Ecco, Manganelli – pur nel proprio stile – è sempre stato dalla parte dei “poveri diavoli”. Contro quelli che oggi chiameremmo i ‘poteri forti’ della grande Storia, della Società, della Religione. Era – certo a modo suo, senza ideologie e senza missioni – uno scrittore schierato. A vederla in modo radicale lui, che prediligeva i discorsi metafisici, scriveva le sue cosmogonie fantastiche per quei “poveri diavoli” che sono gli esseri umani, in balia di un mondo di soprusi, dolori e malattie.
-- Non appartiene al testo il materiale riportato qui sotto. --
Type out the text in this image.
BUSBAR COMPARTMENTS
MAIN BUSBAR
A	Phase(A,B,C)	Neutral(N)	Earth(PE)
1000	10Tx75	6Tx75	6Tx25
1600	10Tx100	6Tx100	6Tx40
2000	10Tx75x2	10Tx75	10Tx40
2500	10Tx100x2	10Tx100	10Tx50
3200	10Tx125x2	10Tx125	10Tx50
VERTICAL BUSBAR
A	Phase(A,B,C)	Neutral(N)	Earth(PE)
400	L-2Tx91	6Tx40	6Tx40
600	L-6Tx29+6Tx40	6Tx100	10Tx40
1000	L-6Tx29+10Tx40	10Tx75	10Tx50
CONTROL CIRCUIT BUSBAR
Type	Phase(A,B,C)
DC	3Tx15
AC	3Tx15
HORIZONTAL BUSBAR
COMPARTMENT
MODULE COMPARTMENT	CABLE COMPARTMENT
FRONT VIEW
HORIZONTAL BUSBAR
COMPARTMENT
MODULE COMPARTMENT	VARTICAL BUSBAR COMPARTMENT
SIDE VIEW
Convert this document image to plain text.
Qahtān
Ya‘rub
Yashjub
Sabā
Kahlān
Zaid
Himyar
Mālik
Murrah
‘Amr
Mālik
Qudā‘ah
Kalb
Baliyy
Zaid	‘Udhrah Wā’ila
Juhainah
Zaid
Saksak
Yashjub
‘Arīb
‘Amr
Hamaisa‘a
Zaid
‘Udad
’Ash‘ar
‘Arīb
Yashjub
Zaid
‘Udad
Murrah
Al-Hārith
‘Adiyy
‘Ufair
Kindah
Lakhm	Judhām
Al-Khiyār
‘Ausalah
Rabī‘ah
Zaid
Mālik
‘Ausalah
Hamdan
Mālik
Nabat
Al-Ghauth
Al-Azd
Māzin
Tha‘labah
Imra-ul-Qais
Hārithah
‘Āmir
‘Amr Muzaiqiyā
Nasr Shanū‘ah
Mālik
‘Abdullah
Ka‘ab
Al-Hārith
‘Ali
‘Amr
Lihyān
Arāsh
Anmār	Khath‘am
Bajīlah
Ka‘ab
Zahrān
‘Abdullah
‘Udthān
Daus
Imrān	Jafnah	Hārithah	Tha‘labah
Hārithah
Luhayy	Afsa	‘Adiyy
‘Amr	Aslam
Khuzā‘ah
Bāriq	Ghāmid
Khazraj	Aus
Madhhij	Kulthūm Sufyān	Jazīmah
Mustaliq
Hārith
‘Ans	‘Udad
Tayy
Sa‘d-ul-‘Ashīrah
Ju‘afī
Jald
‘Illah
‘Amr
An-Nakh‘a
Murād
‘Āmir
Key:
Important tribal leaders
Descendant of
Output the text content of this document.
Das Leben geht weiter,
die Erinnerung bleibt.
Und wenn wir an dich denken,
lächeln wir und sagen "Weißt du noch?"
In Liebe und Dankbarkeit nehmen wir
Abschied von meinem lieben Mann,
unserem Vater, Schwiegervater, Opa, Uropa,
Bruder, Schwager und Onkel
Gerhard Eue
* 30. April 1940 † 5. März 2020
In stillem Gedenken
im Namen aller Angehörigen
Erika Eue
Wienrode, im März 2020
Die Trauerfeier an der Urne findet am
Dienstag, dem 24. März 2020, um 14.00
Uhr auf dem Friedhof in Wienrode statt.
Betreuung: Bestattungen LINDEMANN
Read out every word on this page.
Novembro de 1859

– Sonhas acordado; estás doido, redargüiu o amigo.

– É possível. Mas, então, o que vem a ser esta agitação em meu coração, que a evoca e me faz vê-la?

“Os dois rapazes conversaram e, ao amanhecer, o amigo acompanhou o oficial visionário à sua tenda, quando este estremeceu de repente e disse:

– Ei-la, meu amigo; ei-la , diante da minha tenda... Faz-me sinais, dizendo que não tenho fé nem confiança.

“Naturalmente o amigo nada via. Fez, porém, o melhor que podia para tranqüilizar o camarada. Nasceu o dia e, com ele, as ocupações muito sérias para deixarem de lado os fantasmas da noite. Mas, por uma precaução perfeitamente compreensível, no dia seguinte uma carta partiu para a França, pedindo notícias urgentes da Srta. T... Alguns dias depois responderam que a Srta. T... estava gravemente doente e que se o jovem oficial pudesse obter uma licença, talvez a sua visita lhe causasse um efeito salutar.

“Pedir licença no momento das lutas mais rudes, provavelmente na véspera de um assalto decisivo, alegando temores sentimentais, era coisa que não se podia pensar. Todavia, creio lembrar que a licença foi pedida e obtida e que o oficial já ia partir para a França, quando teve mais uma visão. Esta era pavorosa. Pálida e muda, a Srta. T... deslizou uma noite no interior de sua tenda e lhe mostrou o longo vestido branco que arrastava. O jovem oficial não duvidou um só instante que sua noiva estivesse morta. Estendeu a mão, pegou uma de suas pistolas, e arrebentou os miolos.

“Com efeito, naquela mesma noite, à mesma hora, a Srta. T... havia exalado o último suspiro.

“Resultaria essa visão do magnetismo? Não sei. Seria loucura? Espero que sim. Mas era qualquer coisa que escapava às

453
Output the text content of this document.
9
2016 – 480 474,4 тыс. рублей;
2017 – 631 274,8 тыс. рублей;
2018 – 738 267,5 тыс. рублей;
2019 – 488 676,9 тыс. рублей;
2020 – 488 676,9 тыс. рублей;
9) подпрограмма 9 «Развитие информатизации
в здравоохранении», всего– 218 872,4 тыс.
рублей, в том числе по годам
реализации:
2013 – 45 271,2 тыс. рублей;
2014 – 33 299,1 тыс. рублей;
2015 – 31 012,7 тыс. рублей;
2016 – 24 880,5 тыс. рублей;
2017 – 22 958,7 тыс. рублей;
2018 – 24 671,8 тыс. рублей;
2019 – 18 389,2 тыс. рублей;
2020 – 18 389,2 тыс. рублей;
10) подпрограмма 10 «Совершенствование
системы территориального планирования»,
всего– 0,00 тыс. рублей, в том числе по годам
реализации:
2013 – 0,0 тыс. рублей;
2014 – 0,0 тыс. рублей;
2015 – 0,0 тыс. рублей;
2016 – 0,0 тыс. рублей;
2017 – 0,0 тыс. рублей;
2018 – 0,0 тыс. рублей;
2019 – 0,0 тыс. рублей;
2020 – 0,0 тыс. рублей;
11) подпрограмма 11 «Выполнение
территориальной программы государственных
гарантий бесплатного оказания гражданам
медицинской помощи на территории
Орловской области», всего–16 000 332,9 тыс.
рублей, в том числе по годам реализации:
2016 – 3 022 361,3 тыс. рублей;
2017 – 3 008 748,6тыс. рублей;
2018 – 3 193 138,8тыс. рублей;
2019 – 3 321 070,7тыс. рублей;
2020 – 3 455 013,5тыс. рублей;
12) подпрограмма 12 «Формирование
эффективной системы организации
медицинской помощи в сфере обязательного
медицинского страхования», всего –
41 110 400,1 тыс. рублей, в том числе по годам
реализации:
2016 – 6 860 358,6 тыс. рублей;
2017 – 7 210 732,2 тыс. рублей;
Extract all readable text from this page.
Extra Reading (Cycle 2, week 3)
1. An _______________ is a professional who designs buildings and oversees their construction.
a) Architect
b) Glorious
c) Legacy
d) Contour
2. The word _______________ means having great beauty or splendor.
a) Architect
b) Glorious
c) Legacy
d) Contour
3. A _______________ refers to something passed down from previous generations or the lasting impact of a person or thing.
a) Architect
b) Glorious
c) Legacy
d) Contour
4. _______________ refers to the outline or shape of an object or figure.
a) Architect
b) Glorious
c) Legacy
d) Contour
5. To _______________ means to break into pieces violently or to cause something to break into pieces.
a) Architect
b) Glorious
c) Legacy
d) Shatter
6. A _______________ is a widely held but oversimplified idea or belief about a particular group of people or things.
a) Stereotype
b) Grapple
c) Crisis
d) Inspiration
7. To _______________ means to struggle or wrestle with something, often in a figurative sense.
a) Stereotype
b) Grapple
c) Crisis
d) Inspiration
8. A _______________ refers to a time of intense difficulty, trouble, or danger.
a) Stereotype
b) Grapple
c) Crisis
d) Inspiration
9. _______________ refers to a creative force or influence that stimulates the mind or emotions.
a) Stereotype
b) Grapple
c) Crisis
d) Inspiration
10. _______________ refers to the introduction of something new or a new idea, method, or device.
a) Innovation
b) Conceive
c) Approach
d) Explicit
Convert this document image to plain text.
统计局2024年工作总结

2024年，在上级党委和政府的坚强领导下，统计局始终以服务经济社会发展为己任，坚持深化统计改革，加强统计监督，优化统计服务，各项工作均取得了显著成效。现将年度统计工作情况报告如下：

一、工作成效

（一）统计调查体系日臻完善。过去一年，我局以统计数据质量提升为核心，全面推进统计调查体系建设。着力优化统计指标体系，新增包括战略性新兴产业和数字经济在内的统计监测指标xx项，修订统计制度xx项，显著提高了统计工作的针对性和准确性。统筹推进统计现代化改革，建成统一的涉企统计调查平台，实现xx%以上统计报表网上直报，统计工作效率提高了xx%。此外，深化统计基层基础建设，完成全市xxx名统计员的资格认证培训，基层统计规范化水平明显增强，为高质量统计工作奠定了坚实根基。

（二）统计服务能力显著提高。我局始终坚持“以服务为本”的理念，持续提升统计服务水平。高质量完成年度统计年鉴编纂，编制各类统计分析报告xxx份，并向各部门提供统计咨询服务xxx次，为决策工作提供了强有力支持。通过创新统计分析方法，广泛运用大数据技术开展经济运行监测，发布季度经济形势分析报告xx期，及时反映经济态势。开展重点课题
Leggendo ora nella raccolta di Nigro il partecipato pezzo I pascoli del Sant’Offizio, dedicato ai Benandanti di Carlo Ginzburg, cogliamo davvero la radice di tanta sua letteratura in proprio. I casi dei contadini friulani finiti davanti agli inquisitori tra Cinque e Seicento, che Ginzburg analizzava nel 1966 in modo rivoluzionario dando voce ai sommersi della Storia, affascinavano Manganelli per più motivi. Innanzitutto, credo, per il loro modo di parlare: la recensione è piena di quel linguaggio, con citazioni inutili ai fini di un compendio – un solo esempio: “in guisa di animale, gatta o «sorzetto»” – ma riportate proprio per il loro sapore verbale. E poi, perché quei contadini incarnano l’essenza stessa del “povero diavolo” davanti al potere, fragile e insieme fiero depositario di visioni. Tre anni dopo la recensione, nel 1969, usciva Nuovo commento. Nel cuore di quell’anomalo volume, Manganelli incastonava una figura complice e vicina: “Rammento – e fu, non scoperta, ma agnizione di un volto eternamente fraterno – rammento l’ampia biografia di un lanaiolo deficiente, morto di dissenteria, sullo scorcio del seicento” (Giorgio Manganelli, Nuovo commento, Milano, Adelphi, 1999). Friulano o meno, quel lanaiolo siamo, in fondo, tutti noi.
Che Manganelli fosse lui stesso un benandante? Uno di quegli stregoni buoni che, con fantasticherie (auto)ironiche al posto dei mazzi di finocchio, nelle notti deputate ci riscattava combattendo a suon di letteratura per la “grascia” anziché la carestia?
Certo è che nelle pagine di Concupiscenza libraria, lo vediamo farcisi incontro, avvolto nel suo mantello di parole, innamorato lettore e latore di “fole notturne”. Alla Gogol’. Diceva: “la materia di Gogol’ è in continua metamorfosi tra acqua, aria e fuoco che sfiorano, illuminano, incendiano il duro, acre, e vivo elemento terra, il luogo delle cose e delle ombre”.
Di “fole” così – più che mai nel nostro mondo presente – abbiamo davvero bisogno.